Nel fine settimana, la Russia ha lanciato il suo più grande attacco in quasi tre mesi contro l'Ucraina, paralizzando la rete elettrica del Paese.

Ciò ha spinto l'Ucraina a reagire effettuando martedì attacchi nella regione di confine russa utilizzando missili ATACMS statunitensi.

In precedenza Washington aveva consentito all'Ucraina di utilizzare armi di fabbricazione statunitense per colpire in profondità il territorio russo.

La mossa è stata accolta con disappunto dalla Russia, che ha avvertito che ciò avrebbe comportato una significativa escalation del conflitto.

Inoltre, mercoledì l'Ucraina aveva nuovamente attaccato la Russia utilizzando missili da crociera britannici, a cui Mosca aveva risposto lanciando missili balistici intercontinentali nelle prime ore di giovedì.

È la prima volta che la Russia utilizza missili a lungo raggio così potenti durante la guerra, iniziata più di un paio di anni fa.

"Per il petrolio, il rischio è che l'Ucraina prenda di mira le infrastrutture energetiche russe, mentre l'altro rischio è l'incertezza su come la Russia risponderà a questi attacchi", hanno affermato gli analisti di ING Group in una nota.

Secondo ANZ Research, il recente aumento delle tensioni ha fatto salire l'indice di volatilità dei prezzi del petrolio Brent al 35% in ottobre.

"I gestori finanziari stanno riducendo le posizioni nette lunghe su Brent e WTI", ha affermato ANZ Research.

L'aumento delle scorte statunitensi limita i guadagni

Mercoledì sera l'EIA ha riferito che le scorte di petrolio greggio negli Stati Uniti sono aumentate di 500.000 barili nella settimana conclusasi il 15 novembre.

I dati ribassisti avevano pesato sul sentiment mercoledì e i prezzi erano inizialmente scesi.

L'agenzia per l'energia ha inoltre affermato che la scorsa settimana le scorte di benzina sono aumentate di oltre 2 milioni di barili.

Gli analisti di ING hanno aggiunto:

La produzione di petrolio greggio degli Stati Uniti la scorsa settimana è rimasta vicina ai livelli record, attestandosi su oltre 13 milioni di barili al giorno.

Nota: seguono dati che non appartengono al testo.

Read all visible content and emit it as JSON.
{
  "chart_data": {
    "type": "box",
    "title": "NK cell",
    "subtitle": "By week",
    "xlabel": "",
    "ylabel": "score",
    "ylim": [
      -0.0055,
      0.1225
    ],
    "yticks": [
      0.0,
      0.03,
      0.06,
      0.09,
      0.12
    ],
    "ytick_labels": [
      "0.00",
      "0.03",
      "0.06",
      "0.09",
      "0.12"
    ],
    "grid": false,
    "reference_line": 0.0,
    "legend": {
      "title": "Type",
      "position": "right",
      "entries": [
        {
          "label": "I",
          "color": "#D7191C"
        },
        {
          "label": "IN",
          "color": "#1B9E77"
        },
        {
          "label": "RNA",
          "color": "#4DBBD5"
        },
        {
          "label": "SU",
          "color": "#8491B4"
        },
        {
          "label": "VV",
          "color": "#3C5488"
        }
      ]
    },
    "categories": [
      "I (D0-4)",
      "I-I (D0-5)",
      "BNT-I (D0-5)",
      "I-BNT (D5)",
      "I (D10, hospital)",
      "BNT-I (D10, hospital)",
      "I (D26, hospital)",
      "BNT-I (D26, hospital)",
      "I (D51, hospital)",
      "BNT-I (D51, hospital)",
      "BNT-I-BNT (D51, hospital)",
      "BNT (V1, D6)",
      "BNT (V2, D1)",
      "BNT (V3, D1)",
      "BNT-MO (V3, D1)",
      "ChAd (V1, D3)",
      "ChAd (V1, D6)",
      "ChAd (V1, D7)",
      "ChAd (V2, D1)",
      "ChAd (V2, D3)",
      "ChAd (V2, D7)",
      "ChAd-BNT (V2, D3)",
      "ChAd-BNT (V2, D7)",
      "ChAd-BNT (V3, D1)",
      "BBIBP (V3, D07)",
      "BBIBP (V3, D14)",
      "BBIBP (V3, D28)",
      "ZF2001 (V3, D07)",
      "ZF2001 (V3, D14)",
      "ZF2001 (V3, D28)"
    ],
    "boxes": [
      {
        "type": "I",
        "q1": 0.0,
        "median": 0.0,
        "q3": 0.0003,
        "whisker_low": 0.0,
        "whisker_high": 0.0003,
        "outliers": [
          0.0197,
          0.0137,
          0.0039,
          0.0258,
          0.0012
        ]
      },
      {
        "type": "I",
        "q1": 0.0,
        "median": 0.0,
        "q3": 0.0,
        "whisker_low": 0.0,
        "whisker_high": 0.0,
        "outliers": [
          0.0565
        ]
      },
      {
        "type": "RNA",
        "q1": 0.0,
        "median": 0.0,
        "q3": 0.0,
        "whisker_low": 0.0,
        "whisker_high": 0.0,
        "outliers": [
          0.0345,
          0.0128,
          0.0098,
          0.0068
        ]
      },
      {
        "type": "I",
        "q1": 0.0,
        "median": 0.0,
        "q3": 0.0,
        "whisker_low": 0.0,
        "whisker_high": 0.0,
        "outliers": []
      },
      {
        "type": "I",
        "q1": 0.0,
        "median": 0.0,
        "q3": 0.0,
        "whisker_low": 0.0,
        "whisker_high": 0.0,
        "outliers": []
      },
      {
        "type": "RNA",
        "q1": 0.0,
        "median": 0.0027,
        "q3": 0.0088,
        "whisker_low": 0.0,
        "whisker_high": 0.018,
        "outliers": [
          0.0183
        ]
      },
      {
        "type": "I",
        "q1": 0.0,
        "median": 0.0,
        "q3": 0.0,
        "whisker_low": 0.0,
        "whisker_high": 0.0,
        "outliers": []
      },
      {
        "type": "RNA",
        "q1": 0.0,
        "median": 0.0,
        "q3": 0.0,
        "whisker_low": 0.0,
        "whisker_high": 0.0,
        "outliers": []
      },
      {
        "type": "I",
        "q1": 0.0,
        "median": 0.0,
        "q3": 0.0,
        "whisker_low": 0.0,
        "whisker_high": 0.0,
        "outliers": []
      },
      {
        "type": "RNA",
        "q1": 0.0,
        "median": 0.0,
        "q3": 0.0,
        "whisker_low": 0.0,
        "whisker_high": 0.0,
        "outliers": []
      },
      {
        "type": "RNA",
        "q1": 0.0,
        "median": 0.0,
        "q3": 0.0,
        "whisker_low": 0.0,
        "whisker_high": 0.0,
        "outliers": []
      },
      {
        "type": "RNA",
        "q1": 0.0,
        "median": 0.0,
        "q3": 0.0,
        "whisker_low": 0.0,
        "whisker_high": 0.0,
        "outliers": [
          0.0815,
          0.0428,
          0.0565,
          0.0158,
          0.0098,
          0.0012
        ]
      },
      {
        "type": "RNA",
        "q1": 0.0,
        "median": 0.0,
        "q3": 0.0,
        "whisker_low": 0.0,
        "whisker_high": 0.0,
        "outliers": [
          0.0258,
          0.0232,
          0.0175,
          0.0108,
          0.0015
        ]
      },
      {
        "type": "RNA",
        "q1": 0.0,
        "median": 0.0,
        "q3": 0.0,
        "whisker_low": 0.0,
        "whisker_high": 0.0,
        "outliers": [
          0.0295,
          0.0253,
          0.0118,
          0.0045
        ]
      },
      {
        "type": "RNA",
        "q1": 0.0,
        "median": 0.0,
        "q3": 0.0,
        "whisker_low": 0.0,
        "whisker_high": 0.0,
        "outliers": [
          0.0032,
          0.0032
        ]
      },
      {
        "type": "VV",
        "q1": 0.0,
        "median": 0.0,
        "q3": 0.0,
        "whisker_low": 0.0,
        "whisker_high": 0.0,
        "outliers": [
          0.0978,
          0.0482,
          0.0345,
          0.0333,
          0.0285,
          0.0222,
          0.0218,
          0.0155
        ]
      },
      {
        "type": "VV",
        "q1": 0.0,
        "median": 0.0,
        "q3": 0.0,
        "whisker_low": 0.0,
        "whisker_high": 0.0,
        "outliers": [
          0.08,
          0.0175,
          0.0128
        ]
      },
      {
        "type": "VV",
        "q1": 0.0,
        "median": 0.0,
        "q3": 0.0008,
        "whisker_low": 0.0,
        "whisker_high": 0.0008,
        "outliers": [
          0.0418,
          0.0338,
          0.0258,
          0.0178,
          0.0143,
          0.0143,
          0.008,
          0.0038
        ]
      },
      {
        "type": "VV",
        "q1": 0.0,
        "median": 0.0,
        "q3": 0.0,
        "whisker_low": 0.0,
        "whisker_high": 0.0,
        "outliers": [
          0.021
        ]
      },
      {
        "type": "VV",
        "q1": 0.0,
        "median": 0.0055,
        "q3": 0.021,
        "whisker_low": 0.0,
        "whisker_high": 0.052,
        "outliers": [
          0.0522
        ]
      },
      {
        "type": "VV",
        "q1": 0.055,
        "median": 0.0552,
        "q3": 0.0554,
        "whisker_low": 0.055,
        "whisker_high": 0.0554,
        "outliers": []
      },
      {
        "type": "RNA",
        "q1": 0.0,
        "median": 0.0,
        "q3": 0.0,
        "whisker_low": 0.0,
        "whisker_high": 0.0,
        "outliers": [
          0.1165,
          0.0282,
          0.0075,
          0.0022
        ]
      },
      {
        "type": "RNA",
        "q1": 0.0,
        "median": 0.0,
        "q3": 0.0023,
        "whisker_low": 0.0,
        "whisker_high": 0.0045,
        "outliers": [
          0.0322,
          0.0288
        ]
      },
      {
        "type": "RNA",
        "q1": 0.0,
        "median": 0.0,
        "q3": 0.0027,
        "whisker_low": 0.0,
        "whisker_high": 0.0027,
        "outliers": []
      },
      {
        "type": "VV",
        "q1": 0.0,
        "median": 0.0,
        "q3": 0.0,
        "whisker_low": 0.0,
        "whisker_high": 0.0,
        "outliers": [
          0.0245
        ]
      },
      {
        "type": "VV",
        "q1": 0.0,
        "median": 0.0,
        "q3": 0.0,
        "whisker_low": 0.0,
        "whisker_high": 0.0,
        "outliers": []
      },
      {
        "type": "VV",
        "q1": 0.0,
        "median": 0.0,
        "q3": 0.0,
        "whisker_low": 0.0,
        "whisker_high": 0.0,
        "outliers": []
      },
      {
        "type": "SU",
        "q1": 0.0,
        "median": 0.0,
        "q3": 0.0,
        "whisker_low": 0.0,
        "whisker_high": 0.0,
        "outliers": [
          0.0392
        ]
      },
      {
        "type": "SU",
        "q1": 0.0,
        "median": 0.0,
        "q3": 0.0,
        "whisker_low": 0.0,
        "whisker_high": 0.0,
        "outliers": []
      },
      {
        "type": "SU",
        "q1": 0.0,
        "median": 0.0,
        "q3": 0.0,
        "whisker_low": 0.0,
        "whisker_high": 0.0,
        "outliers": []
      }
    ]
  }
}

Il paese è il più grande produttore di petrolio greggio al mondo.

"Tuttavia, come accennato all'inizio della settimana, l'impegno dell'Iran di interrompere l'accumulo di uranio contrasta parte del rischio geopolitico, riducendo potenzialmente alcuni dei rischi di approvvigionamento legati all'Iran prima dell'insediamento del presidente eletto Trump", ha affermato ING Group.

L'OPEC+ estenderà nuovamente i tagli?

Con l'avvicinarsi della riunione ministeriale dell'OPEC+, il mercato si è chiesto se il cartello avrebbe proceduto con l'aumento pianificato della produzione a partire dal 1° gennaio.

Gli analisti di Fxempire hanno affermato che l'OPEC+ potrebbe nuovamente ritardare l'aumento della produzione, interrompendo così l'annullamento dei tagli alla produzione a gennaio.

James Hyerczyk, analista di Fxempire, ha affermato in un rapporto:

Considerata la scarsa domanda degli ultimi mesi, soprattutto da parte della Cina, è probabile che la decisione dell'OPEC giochi un ruolo cruciale nel definire l'equilibrio del mercato nel 2025.